3. An action recognition device according to claim 1, The aforementioned connection candidate confirmation unit further, An action recognition device used to determine whether the first keypoint connection candidate is valid, based on the number of keypoints of the first keypoint connection candidate and the number of keypoints of the second keypoint connection candidate.

4. The motion recognition device according to claim 3, The aforementioned connection candidate confirmation unit is If the boundary frame of the first keypoint connection candidate is covered by the boundary frame of the second keypoint connection candidate, determine whether the number of keypoints of the first keypoint connection candidate is less than the first ratio of the total number of keypoints of the object, and determine whether the number of keypoints of the second keypoint connection candidate is greater than the second ratio of the total number of keypoints of the object; and An action recognition device used to determine that the first keypoint connection candidate is invalid and to drop the first keypoint connection candidate if the number of keypoints of the first keypoint connection candidate is less than the first ratio of the total number of keypoints of the object, and the number of keypoints of the second keypoint connection candidate is greater than the second ratio of the total number of keypoints of the object.

5. An action recognition device according to claim 1, The boundary frame of the first keypoint connection candidate is the smallest first rectangular frame that includes all the keypoints in the first keypoint connection candidate.
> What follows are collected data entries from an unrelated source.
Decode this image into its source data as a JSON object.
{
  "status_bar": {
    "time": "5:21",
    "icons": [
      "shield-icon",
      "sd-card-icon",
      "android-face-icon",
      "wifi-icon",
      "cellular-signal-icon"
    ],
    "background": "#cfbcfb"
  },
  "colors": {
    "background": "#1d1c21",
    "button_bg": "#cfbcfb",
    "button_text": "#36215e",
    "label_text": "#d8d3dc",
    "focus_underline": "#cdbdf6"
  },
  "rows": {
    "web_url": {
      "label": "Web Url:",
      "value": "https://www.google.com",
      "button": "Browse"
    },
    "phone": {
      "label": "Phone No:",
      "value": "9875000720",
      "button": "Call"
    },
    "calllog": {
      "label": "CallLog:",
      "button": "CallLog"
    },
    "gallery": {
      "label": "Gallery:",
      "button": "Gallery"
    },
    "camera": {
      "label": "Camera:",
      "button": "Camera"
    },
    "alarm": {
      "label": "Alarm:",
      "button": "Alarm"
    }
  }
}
An action recognition device wherein the boundary frame of the second keypoint connection candidate is the smallest second rectangular frame that includes all the keypoints in the second keypoint connection candidate, or the boundary frame of the second keypoint connection candidate is a rectangular frame that is enlarged by a predetermined ratio with respect to the long side of the second rectangular frame and / or enlarged by a predetermined ratio with respect to the short side of the second rectangular frame.

6. A method for recognizing motion, Using a neural network, keypoint recognition is performed for objects in video frames, and the keypoint information and PAF (Part Affinity Field) score of the said objects are obtained; Based on the aforementioned keypoint information and the PAF score, keypoint connections are made; Based on the results of the aforementioned keypoint connections, multiple keypoint connection candidates are generated; A selection is made for the plurality of keypoint connection candidates by determining whether at least two of the plurality of keypoint connection candidates are valid; and This includes recognizing the movement of the object based on the selected keypoint connection candidates, The aforementioned at least two keypoint connection candidates include a first keypoint connection candidate and a second keypoint connection candidate. Selecting from the aforementioned multiple keypoint connection candidates is, An operation recognition method that includes determining whether the first keypoint connection candidate is valid based on the position and size of the boundary frame of the first keypoint connection candidate and the position and size of the boundary frame of the second keypoint connection candidate.
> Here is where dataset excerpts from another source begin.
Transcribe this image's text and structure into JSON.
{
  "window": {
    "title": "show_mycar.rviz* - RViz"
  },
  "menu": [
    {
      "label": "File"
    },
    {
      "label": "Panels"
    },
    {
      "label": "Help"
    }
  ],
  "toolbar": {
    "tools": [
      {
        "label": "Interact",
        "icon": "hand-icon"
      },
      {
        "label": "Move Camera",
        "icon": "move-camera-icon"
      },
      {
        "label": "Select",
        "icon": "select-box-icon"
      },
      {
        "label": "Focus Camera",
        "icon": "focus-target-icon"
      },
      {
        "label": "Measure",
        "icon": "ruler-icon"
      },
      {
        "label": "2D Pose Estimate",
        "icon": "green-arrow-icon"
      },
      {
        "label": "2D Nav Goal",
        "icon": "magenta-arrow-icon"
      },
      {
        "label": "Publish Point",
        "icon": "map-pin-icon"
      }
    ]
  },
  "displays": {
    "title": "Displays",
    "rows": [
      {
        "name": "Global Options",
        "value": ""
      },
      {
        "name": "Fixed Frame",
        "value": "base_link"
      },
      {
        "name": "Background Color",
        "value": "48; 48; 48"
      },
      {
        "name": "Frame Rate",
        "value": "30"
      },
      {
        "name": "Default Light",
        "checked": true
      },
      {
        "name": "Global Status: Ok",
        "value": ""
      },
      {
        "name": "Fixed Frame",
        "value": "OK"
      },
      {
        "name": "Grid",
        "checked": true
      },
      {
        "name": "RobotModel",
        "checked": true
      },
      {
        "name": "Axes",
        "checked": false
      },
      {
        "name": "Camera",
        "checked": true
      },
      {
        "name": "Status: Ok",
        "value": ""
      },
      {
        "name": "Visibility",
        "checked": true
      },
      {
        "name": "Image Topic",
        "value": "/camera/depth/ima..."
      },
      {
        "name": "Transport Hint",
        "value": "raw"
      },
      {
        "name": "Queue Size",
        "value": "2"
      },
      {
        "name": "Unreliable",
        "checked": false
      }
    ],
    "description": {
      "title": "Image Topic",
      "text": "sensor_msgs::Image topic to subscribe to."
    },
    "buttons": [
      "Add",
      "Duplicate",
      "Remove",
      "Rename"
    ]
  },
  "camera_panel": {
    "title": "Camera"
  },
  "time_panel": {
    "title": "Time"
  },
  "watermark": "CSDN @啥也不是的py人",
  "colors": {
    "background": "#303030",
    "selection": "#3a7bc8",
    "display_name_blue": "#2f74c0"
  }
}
7. The operation recognition method according to claim 6, Making a selection from the aforementioned multiple keypoint connection candidates further involves An operation recognition method that includes determining whether the first keypoint connection candidate is valid based on the number of keypoints of the first keypoint connection candidate and the number of keypoints of the second keypoint connection candidate.

8. Electronic equipment including memory devices and processors, The aforementioned memory contains a computer program, An electronic device configured to execute the computer program to realize the operation recognition method described in claim 6 or 7.